Students Give Voice to Environmental Concerns at VA Power Dialog

Students at Virginia Power Dialog

Hollins University students immersed themselves in learning about the obstacles Virginia faces in reducing CO2 emissions during the VA Power Dialog on April 8.

Hollins was among the twelve Virginia colleges and universities that participated in the event, which took place at Virginia Commonwealth University and the University of Richmond.

Nine students from Associate Professor of Economics Pablo Hernandez’s Economics and the Environment course engaged in conversation and contributed to an interactive poster session. Hernandez is part of the fifteen-member team that planned the VA Power Dialog, part of a larger national effort aimed at helping college students from across the U.S. learn of individual state challenges in complying with the proposed federal Clean Power Plan.

“Several of us used this time to convey that climate change is the biggest issue in our lifetimes,” said Diana Kevorkian ’16. “The Power Dialog is an excellent way for the voice of young adults to be heard. It is very important for us to continue the conversation if policy regarding sustainability is going to change.”

Kevorkian was dismayed to learn of the Virginia Department of Environmental Quality’s difficulty in “bridging the gap between politics and scientific research. One of the struggles is gaining legislative agreement on methods of sustainability that are both feasible and economical.” However, she added she was impressed by the initiatives the Governor’s Office is attempting to put into place. “Angela Navarro [the commonwealth’s deputy secretary of natural resources] pointed out that change must happen and it is happening, such as with a motion to increase solar energy in Virginia.”

Husnia Alokozai ’16 said she was “particularly encouraged to learn more about the possibility of an energy economy through which supply meets demand. At the same same time, production and consumption activities are shifted toward a low-carbon emission cycle using technologies and alternative energy sources and relying on effective net energy metering.”

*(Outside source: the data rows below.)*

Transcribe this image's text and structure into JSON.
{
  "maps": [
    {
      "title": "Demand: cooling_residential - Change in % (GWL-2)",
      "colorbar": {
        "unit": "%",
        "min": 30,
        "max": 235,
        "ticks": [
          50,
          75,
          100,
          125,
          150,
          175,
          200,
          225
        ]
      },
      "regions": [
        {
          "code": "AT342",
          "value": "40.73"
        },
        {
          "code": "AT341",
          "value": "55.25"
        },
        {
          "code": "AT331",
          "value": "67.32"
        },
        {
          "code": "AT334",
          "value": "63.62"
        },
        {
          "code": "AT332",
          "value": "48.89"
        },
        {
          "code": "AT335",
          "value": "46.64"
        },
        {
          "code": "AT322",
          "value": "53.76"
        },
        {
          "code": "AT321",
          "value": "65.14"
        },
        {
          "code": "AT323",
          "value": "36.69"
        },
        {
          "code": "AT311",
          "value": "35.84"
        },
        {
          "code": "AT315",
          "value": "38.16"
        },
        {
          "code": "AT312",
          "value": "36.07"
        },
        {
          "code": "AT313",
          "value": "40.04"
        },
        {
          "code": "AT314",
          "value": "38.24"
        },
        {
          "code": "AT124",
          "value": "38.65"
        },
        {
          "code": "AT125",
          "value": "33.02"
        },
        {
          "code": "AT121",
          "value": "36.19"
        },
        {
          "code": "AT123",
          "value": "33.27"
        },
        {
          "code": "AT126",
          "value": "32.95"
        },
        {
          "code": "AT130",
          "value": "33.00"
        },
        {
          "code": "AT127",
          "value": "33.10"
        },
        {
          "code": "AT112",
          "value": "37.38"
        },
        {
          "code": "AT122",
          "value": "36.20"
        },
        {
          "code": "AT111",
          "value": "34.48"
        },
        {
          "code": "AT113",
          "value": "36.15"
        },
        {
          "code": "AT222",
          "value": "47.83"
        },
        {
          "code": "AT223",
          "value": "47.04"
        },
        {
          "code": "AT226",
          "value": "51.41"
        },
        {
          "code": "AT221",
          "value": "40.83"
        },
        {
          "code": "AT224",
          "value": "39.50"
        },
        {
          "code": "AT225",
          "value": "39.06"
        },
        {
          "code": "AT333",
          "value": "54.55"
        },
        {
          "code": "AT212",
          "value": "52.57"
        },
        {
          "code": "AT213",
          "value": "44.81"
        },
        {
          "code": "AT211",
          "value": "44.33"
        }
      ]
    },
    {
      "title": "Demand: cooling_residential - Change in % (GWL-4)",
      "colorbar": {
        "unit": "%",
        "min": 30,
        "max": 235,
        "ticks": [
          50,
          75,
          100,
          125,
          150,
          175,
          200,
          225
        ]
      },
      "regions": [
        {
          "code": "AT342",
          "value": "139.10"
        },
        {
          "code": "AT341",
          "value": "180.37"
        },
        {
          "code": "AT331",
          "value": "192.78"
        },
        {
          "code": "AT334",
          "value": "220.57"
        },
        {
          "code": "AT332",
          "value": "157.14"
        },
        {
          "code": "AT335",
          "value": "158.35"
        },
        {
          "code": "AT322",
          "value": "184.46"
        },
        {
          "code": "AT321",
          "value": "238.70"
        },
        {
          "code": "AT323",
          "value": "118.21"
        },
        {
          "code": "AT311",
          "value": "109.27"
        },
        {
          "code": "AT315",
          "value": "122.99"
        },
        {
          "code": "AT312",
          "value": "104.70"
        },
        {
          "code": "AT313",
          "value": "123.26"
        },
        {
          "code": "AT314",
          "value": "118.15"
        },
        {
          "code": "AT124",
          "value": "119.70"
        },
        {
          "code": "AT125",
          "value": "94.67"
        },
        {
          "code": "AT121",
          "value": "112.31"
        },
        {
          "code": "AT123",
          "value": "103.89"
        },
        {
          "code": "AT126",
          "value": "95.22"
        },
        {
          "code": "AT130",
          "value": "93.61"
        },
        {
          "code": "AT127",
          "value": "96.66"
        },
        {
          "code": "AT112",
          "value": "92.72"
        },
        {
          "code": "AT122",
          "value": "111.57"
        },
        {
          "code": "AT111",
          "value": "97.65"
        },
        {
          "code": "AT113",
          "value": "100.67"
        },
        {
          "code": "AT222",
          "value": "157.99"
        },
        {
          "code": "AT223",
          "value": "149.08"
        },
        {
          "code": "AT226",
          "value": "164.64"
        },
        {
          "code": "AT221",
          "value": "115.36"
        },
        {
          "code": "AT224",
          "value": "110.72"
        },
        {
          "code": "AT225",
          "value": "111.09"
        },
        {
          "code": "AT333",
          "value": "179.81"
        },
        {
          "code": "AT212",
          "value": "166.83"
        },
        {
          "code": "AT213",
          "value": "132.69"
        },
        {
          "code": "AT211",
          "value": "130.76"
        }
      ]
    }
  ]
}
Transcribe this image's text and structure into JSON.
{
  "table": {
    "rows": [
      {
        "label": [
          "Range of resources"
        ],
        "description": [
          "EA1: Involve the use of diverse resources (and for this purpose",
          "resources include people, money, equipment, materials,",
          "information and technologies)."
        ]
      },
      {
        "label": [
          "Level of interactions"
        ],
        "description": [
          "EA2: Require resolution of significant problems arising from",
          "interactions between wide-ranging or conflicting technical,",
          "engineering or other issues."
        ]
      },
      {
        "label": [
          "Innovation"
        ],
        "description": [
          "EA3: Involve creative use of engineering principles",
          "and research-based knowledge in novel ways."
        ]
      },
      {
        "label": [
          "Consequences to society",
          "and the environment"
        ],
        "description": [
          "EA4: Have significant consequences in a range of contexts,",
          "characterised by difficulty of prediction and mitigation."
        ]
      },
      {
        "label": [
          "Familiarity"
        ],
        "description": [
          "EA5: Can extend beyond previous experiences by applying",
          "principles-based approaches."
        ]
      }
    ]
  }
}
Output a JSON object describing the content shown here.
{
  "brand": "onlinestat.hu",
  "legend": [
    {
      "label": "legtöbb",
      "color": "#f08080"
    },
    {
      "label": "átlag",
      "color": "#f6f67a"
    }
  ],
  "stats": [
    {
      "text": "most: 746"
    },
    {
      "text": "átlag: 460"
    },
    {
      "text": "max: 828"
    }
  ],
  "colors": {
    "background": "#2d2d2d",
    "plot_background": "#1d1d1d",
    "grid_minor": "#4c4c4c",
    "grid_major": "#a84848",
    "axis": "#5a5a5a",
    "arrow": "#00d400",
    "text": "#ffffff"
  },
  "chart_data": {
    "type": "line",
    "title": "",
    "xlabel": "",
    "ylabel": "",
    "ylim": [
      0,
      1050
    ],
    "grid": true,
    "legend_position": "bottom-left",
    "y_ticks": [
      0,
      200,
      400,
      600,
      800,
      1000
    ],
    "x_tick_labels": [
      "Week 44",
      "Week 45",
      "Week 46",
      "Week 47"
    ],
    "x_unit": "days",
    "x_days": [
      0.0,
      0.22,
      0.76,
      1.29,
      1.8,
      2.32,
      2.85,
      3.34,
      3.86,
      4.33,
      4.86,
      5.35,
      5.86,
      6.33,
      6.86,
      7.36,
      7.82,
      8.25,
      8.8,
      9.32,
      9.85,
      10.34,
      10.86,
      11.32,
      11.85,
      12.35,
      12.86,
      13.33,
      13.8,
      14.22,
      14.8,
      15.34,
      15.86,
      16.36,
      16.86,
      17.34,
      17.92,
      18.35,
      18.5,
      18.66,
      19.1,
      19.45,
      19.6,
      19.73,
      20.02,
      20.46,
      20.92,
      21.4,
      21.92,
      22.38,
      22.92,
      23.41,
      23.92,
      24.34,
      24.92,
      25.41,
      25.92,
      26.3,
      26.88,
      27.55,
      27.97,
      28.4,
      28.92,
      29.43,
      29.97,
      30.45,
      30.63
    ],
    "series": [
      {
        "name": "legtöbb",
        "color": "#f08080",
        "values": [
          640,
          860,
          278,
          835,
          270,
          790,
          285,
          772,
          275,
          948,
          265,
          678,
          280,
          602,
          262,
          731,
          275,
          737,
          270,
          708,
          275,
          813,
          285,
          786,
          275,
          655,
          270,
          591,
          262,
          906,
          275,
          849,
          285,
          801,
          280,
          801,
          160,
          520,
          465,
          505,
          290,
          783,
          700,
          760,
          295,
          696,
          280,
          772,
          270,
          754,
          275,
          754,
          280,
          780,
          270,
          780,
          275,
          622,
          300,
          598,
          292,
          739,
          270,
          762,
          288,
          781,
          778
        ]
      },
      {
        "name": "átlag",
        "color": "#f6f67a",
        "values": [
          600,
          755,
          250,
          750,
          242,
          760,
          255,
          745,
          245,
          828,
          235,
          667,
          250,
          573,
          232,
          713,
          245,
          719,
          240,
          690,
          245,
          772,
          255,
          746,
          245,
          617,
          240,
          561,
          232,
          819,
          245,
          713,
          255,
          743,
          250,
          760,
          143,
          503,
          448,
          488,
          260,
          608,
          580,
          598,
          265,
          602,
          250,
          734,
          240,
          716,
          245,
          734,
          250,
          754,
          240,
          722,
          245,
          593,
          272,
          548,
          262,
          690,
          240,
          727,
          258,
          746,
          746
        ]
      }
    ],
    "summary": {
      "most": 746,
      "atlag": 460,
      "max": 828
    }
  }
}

The enthusiastic involvement of so many of the commonwealth’s colleges and universities in the VA Power Dialog is a catalyst for students such as Lan Nguyen ’18. She said it’s motivated her “to further my education concerning environmental issues and become more active in present and future climate movements.

“The Power Dialog provides a model for colleges such as Hollins to expand the momentum in communicating the science behind climate change and the importance of strengthening networks among colleges at the state and national level.”